73_Correndo tra Nebelhorn, Freibergsee e Christlesee
Era giunto il momento: le montagne arrivarono davvero. Avrei trascorso l’ultima settimana e mezza di vacanza allenamento a Oberstdorf, in Baviera, per dare al mio corpo il tempo di abituarsi a un carico più elevato in un contesto rilassante, dove non c’era nient’altro da fare se non allenarsi, mangiare e riposare. Ero grata di avere la possibilità di raggiungere una squadra e unirmi a loro negli allenamenti. Finalmente avrei potuto scoprire quel luogo tanto famoso per il Vierschanzenturnier (Torneo dei Quattro Trampolini) e per i suoi paesaggi spettacolari: Oberstdorf. Il mitico Nebelhorn, il Freibergsee e il Christlessee erano obiettivi ben chiari, senza dimenticare il Kaiserschmarrn e la torta di mirtilli in quota.

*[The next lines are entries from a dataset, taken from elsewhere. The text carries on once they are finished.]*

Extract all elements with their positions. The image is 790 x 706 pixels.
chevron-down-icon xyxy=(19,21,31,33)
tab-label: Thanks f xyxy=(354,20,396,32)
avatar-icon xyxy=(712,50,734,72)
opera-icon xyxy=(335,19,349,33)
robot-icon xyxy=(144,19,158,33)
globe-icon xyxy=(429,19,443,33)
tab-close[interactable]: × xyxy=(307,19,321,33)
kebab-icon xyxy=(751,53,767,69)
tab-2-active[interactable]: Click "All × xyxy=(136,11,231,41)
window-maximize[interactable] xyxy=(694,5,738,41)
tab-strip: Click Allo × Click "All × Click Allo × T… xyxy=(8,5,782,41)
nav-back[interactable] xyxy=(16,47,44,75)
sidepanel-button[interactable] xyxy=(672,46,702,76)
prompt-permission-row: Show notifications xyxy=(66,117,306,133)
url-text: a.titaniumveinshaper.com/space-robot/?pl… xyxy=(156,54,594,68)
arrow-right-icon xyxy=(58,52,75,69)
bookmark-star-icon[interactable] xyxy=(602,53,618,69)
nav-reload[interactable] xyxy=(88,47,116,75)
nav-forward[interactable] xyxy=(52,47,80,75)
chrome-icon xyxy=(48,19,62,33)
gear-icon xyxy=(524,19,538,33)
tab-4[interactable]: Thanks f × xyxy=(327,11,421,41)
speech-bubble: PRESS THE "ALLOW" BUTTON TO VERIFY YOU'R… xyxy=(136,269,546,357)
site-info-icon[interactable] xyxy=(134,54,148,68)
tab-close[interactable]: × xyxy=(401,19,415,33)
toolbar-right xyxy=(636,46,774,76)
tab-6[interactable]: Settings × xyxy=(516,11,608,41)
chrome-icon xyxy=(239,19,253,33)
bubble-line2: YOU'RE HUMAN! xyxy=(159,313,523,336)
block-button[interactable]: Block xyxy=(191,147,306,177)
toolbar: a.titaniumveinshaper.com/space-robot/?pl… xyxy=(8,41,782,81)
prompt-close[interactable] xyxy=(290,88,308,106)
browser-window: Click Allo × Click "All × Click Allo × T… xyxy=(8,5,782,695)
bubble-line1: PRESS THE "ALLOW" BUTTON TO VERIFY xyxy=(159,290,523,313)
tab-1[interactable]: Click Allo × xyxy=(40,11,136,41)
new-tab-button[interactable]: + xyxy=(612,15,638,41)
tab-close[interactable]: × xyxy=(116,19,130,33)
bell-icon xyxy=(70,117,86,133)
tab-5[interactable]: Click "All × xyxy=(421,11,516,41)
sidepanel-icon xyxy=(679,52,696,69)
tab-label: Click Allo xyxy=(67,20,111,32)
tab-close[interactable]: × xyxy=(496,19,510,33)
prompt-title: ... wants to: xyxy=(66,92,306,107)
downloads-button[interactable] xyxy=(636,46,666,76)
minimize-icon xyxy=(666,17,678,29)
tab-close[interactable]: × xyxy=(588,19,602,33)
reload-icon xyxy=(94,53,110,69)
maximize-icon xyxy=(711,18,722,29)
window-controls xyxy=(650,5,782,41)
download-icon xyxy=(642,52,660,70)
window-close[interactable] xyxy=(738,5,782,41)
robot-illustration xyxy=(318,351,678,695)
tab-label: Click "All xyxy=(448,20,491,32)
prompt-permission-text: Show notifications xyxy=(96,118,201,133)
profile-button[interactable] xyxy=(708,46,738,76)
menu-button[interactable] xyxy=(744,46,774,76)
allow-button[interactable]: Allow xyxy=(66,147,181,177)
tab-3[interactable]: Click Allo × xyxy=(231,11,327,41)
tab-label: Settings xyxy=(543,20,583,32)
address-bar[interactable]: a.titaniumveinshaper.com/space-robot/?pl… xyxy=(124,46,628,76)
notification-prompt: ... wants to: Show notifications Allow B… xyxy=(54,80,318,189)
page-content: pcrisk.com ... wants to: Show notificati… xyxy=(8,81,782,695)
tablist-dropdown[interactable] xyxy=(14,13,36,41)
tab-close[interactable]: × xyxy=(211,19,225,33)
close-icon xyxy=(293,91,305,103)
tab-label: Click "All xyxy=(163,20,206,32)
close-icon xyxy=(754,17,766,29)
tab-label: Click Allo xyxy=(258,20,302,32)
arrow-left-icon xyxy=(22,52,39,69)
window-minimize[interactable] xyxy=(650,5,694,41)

Il corpo mi ringraziò velocemente. Sembrava quasi sorpreso dal fatto che le cose da fare fossero diminuite così drasticamente, e che gli allenamenti in gruppo rendessero ogni chilometro più leggero. Ogni uscita era una scoperta: sapevo dove e quando iniziavo, ma il risultato finale era sempre una sorpresa. Mi lasciai trasportare dal vento, dal paesaggio, dalla pioggia e dal fiume Iller, che scorreva tra prati verdissimi e riflessi di montagna. I sentieri serpeggiavano tra boschi di abeti e larici, dove la luce filtrava tra i rami creando giochi di ombre e sole. Le cime velate dell’omonimo Nebelhorn — il “corno della nebbia”, che in quei giorni ha dato buona prova del suo nome — si stagliavano contro il cielo, mentre piccoli ruscelli cantavano tra le rocce e le radure fiorite. Il respiro si mescolava all’odore di pino e di terra bagnata, e la mente si liberava dai pensieri quotidiani.



Le salite non mancavano, ma con ogni passo sentivo crescere la forza nelle gambe e la fiducia dentro di me: in montagna la fatica è gioia, si trasforma in energia, e ogni dislivello diventa un passo in più verso la maratona e verso una versione di me più forte e consapevole.
74_Josef e Clara – Pilates, potenziamento e struttura
Un corpo corre a lungo in salute quando tanti aspetti vengono curati. Uno di questi è sicuramente il potenziamento muscolare. Avevo sempre desiderato un allenamento di forza strutturato e preciso, simile a quello che svolgo correndo. La strada per il potenziamento in palestra sarebbe stata lunga, ma per trovare maggiore disciplina in un allenamento a corpo libero mi facevo già guidare da anni dalla metodologia di Josef e Clara Pilates. A marzo, iniziando il percorso per diventare istruttrice, il loro metodo mi aveva accompagnata fino a metà preparazione della maratona, richiedendo tanta pratica e studio. Questa tecnica divenne una compagna e una sfida nella sfida.



Ogni esercizio costituiva un piccolo viaggio. Ad esempio, il pelvic curl, uno degli esercizi fulcro, a primo sguardo può sembrare banale, ma se eseguito con precisione diventa un esercizio complesso e completo, mirato a potenziare il trasverso dell’addome, il pavimento pelvico, i glutei, gli erettori spinali e altri muscoli ancora, migliorando il controllo della colonna. Passo dopo passo, anche la tecnica di Pilates contribuì ad affrontare un carico chilometrico elevato e costante, donandomi la sicurezza e la stabilità necessarie. Mi sentivo più forte, più sicura nei miei passi, più presente a me stessa. E allo stesso tempo leggera: ogni respiro, ogni allungamento era un invito a sentire il corpo nel suo insieme.
Il Pilates non è sicuramente la soluzione universale. È una possibilità, un percorso tra tanti. Ognuno deve trovare la tecnica e la modalità che sente più propria, quella che ascolta davvero il proprio corpo e lo rende più vivo e più libero.